The research group interviewed a cohort of almost 2000 Quebec teens who had been evaluated at regular intervals since kindergarten. The sample was divided into 2 groups, 1 that was randomly selected to represent various regions of the province and another that comprised children who had been identified in kindergarten as disruptive by parents and teachers. There were no significant differences between the 2 groups in terms of drug-related problems - randomly selected 15- and 16-year-olds were just as likely as high-risk teens to use marijuana, and to use it often. This dispels the myth that only troubled teenagers or those from impoverished backgrounds use drugs routinely. However, Zoccolillo says it remains to be seen whether teens who have an early history of behavioural problems begin to use illegal drugs at a younger age or progress to using hard drugs more often than their peers.
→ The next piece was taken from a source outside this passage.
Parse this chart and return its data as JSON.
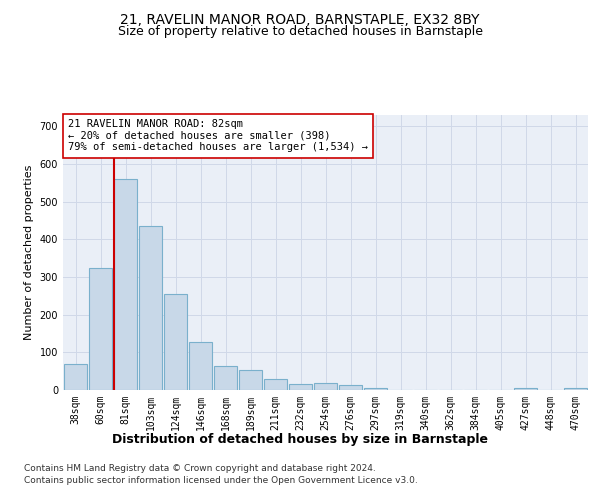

Although alcohol is cited more often in high school prevention programs, the study found that drinking is not as pervasive as marijuana use. Once past the threshold of using illegal drugs more than 5 times - this accounted for two-thirds of the sample members who had ever tried drugs - adolescents incorporated marijuana into their daily lives. This was not true of alcohol, which tended to be consumed less frequently. Adolescents were found to be less likely to drink in the morning or to be drunk at school or while playing sports or driving a car. Zoccolillo states that given the high rates of marijuana use in teens, family physicians and pediatricians should include queries about use of the drug whenever they examine adolescents.